In parts of three seasons with the Tampa Bay Rays, Iwamura was a top of the lineup run producer, scoring an average of 87 runs a season (not including his injury shortened 2009 campaign). He possesses good plate discipline and should bat high in the order, most likely in the second spot. He has above average speed, but has yet to develop sound base stealing instincts, notching just a 51 percent success rate.

Iwamura will be an upgrade over Young at second base, but is far from an above-average fielder.

The Rays save $550,000 by dealing Iwamura before having to buyout his contract and get righty Jesse Chavez in return.

Chavez is a 26-year-old flamethrower who profiles as a middle reliever to start the season. Scouts love his stuff–a fastball that sits at 94-95 miles per hour, a plus-change, and average slider–but are weary of his tendency to give up the longball. Because of his brutal changeup, he should be particularly valuable against left-handed hitters. I wouldn’t be surprised if he develops under the Rays’ pitching staff.

Akinori Iwamura to Pirates.

Jesse Chavez to Rays.

The second trade of the week was completed by American League Central rivals the Chicago White Sox and Kansas City Royals.

Upon first inspection it looks like Royal’s General Manager Dayton Moore pulled a fast one on White Sox GM Kenny Williams. In the end, however, this trade should end up a wash for both clubs, with Kansas City getting a miniscule edge for salary reasons.

The Royals finally gave up on 28-year-old Mark Teahen, a perennial under-performer with both the bat and glove, and received two serviceable, roster-bolstering additions in third baseman Josh Fields and second baseman Chris Getz.

While Fields has great power, he hit just .222 last season and looked completely lost at the plate. He’s a shadow of the Rookie of the Year candidate we witnessed in 2007, but could be a good reclamation project. With Alex Gordon blocking third base and the corner outfield spots looking like logjams, there’s no telling where Fields will play.

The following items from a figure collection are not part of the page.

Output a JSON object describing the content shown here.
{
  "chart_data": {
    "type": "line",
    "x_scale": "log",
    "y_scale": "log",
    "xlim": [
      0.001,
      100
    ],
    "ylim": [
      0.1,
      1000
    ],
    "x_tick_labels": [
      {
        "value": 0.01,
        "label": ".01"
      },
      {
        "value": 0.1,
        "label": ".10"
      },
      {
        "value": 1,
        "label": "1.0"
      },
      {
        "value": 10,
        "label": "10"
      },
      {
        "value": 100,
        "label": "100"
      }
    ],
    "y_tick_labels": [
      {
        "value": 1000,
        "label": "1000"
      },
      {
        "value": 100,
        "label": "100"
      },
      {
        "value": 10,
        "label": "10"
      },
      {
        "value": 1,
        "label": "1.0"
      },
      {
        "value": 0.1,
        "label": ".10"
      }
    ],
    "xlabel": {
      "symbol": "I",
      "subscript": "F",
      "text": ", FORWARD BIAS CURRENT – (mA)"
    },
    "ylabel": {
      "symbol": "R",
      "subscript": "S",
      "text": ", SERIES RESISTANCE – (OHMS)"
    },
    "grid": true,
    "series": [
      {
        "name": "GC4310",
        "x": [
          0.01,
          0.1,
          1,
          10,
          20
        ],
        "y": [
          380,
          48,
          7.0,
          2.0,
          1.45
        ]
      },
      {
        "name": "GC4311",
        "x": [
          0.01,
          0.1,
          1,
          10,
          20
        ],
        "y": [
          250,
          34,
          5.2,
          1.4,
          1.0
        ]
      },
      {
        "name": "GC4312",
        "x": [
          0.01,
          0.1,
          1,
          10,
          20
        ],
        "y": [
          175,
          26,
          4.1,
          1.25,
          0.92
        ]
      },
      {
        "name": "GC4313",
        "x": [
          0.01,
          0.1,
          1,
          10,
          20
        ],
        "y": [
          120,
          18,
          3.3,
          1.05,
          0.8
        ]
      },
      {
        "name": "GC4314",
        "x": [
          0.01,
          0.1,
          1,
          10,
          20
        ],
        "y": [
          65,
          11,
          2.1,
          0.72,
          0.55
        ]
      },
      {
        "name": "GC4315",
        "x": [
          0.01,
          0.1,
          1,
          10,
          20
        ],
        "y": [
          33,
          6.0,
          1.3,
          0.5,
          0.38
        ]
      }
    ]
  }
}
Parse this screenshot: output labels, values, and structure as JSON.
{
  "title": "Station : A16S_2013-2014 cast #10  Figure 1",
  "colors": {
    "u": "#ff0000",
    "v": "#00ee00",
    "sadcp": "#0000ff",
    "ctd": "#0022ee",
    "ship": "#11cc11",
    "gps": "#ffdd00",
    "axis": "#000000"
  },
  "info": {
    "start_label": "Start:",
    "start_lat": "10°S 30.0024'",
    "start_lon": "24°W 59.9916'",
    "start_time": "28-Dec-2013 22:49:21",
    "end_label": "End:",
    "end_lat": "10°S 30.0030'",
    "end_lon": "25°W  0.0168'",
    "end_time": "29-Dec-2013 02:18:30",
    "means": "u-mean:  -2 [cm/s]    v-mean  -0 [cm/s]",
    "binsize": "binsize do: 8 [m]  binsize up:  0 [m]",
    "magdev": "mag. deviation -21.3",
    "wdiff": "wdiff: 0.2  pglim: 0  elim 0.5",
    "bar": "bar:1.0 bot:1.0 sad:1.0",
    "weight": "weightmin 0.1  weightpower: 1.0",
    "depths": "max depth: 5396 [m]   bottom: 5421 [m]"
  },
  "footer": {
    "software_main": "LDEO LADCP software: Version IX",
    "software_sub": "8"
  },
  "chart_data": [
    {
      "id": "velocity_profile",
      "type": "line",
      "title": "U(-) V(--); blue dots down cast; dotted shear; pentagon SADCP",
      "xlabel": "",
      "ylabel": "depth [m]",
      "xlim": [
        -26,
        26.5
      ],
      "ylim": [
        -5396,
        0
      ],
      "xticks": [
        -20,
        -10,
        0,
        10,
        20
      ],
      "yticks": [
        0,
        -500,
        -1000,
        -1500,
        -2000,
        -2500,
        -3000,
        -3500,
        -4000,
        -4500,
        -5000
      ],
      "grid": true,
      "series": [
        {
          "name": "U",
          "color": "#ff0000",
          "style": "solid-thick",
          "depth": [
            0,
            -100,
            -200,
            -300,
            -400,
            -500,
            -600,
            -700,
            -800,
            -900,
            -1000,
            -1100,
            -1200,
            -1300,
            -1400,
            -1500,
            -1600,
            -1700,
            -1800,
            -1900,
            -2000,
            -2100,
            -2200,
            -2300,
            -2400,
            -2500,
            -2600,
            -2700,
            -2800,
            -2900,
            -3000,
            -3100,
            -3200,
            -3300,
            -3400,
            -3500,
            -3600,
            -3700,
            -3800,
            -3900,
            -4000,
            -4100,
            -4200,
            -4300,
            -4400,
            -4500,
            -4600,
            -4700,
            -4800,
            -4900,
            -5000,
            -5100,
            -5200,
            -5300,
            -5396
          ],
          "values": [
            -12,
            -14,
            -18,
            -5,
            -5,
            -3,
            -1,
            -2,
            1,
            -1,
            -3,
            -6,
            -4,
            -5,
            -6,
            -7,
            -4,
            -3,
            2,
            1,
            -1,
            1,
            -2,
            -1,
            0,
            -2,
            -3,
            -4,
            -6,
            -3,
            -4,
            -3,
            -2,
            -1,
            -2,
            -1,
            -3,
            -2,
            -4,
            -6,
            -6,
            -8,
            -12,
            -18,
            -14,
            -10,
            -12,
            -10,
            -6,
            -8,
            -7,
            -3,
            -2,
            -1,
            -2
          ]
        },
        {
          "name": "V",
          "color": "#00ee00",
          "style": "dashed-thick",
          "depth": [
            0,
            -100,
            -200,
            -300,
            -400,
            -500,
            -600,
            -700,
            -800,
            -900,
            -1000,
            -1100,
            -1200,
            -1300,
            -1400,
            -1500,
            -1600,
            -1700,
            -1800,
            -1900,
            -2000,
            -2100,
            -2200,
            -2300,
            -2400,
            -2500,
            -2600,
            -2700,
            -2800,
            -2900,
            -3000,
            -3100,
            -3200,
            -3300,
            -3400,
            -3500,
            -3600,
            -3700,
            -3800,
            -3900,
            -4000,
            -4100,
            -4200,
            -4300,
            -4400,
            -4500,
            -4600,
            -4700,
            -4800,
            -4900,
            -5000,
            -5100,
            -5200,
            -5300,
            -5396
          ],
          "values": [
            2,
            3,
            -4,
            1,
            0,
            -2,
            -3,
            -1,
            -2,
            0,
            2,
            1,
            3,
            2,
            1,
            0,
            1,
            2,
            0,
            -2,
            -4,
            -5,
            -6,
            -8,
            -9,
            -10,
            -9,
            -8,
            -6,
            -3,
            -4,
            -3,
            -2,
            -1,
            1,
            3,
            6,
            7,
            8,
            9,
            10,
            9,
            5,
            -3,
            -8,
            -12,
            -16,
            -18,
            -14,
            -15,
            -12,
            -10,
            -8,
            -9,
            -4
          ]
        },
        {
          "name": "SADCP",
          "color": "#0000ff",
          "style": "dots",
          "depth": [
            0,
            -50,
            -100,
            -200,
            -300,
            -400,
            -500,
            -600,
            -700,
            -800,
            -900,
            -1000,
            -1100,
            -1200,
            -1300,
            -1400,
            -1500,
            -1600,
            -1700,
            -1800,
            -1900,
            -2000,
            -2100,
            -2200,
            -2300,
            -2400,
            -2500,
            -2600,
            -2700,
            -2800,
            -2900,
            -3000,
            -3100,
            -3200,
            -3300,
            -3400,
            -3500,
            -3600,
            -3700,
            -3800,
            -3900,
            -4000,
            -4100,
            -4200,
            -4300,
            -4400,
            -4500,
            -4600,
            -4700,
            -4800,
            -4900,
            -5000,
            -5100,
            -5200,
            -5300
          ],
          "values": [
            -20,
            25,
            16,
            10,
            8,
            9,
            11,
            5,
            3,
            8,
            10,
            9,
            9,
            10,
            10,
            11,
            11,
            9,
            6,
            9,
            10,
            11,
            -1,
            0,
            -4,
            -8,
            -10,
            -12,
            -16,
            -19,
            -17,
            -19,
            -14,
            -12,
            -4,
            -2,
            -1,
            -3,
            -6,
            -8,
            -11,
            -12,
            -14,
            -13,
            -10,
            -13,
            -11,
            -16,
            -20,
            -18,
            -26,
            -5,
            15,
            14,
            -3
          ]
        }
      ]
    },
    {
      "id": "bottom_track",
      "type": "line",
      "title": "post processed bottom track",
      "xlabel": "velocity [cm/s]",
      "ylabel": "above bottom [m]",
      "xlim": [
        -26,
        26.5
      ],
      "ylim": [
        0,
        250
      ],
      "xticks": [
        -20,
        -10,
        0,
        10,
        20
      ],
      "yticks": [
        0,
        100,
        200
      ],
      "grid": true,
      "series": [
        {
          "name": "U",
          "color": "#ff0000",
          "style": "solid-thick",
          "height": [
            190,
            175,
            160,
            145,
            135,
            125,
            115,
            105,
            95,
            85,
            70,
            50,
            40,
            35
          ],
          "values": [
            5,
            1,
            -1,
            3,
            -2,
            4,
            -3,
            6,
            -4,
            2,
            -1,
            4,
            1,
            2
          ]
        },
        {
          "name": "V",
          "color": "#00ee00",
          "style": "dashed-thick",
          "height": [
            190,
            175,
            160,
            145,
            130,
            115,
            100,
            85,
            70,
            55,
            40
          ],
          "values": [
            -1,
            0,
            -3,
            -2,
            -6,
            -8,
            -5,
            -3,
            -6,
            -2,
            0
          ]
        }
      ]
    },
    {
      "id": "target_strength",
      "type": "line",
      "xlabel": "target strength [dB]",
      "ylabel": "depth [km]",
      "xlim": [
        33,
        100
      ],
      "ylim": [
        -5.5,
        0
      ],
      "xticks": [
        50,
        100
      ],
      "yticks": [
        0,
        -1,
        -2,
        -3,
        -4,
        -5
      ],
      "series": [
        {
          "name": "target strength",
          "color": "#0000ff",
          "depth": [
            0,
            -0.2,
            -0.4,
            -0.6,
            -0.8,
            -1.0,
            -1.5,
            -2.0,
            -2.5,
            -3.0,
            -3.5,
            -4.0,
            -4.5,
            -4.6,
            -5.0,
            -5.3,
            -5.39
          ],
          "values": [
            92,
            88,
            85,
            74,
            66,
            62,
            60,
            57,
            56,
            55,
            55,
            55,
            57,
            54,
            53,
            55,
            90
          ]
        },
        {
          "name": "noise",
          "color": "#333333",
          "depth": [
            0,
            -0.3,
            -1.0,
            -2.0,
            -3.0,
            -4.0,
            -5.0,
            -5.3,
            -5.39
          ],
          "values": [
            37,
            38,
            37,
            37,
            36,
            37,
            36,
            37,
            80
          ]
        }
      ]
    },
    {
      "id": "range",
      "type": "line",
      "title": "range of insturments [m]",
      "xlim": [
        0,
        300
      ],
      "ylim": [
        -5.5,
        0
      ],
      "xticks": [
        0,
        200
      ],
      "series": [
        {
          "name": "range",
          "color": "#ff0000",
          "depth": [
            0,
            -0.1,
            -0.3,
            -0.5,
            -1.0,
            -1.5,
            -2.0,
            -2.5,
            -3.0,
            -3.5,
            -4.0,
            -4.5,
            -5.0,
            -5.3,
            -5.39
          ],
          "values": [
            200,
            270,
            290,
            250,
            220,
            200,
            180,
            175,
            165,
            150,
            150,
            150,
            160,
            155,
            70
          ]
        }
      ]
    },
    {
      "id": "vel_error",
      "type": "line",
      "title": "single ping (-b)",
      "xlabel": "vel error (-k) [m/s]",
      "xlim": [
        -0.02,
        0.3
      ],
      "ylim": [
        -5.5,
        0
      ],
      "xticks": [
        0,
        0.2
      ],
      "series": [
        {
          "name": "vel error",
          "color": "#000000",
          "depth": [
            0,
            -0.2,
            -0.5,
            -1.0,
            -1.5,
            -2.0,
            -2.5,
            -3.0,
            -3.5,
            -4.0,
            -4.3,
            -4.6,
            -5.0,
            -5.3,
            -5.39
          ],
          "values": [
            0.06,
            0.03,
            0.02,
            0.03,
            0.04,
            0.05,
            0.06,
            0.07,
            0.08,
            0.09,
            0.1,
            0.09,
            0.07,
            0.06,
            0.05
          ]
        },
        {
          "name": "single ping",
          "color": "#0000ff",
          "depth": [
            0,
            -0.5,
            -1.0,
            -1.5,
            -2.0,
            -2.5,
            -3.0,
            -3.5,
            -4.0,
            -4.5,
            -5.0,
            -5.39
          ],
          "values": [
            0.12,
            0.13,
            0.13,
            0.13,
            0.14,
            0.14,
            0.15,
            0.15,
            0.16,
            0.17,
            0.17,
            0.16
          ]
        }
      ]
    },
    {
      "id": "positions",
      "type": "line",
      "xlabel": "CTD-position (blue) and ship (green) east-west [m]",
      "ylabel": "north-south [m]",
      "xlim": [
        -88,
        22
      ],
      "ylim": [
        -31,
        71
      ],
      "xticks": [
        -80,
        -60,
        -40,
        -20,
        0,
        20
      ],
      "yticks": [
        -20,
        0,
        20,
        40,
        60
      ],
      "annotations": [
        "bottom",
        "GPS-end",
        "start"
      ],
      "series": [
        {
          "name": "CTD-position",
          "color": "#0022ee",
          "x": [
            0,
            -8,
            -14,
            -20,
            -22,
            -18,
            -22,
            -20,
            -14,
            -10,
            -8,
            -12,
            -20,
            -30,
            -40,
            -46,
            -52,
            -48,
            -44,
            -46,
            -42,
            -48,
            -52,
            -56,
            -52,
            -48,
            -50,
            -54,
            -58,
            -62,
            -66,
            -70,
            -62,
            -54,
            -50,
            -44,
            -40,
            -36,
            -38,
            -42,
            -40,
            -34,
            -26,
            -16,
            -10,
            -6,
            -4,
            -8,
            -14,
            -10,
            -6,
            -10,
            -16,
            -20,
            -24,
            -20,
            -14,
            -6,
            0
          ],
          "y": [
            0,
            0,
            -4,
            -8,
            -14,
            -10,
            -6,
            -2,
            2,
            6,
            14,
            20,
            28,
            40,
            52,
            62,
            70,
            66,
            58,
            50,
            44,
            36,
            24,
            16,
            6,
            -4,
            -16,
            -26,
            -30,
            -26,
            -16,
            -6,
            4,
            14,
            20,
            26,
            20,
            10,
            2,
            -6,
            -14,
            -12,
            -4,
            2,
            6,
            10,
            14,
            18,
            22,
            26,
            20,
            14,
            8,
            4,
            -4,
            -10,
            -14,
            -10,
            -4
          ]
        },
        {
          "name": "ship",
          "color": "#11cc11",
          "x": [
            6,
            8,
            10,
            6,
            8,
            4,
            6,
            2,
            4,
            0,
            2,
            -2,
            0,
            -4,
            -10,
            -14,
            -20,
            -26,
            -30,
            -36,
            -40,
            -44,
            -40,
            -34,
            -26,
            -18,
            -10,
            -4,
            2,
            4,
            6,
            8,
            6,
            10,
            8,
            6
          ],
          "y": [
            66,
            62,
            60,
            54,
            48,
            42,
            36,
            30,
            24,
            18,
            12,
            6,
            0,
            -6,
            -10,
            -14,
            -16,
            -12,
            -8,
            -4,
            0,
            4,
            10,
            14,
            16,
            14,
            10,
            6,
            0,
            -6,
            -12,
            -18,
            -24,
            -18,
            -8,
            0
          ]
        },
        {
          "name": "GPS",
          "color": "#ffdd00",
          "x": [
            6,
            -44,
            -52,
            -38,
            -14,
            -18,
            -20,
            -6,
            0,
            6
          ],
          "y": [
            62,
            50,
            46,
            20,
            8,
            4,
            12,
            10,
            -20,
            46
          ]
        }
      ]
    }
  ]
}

At this point in his career, Fields is comparable Mark Teahen without the mist of arbitration looming. He will be paid the league minimum while Teahen is slated to command around $5 million in arbitration this year.

In Getz, the Royals receive a traditional slap-and-run second baseman with good base stealing abilities. Last year, he swiped 25 of 27 bags while hitting .261.

The trade most likely signifies the end of Jermaine Dye’s tenure in Chicago and Yuniesky Betancourt’s time in Kansas City.

While Teahen isn’t a good fielder by any measure, he’s better than an aging and sluggish Dye. Dye has a $12 million option with a $1 million buyout for 2010, but it’s been long expected that it will not be picked up this offseason. Teahen is the logical, and cheap, replacement.

Betancourt is the worst defensive shortstop in the history of the game. His UZR of negative-20.5 put him in a horrible league of his own and should be the sole reason Kansas City should drop him without thinking twice. Eat salary, admit that the 2009 trade for him was dumb, and move on with it.

Getz isn’t Ozzie Smith. And Alberto Callaspo (the Royal’s current 2B) isn’t either. But moving either to shortstop makes an incredible amount of sense for the Royals.

Word around town is that Dayton Moore doesn’t pay attention to statistics UZR. Hopefully someone kicks him in the head.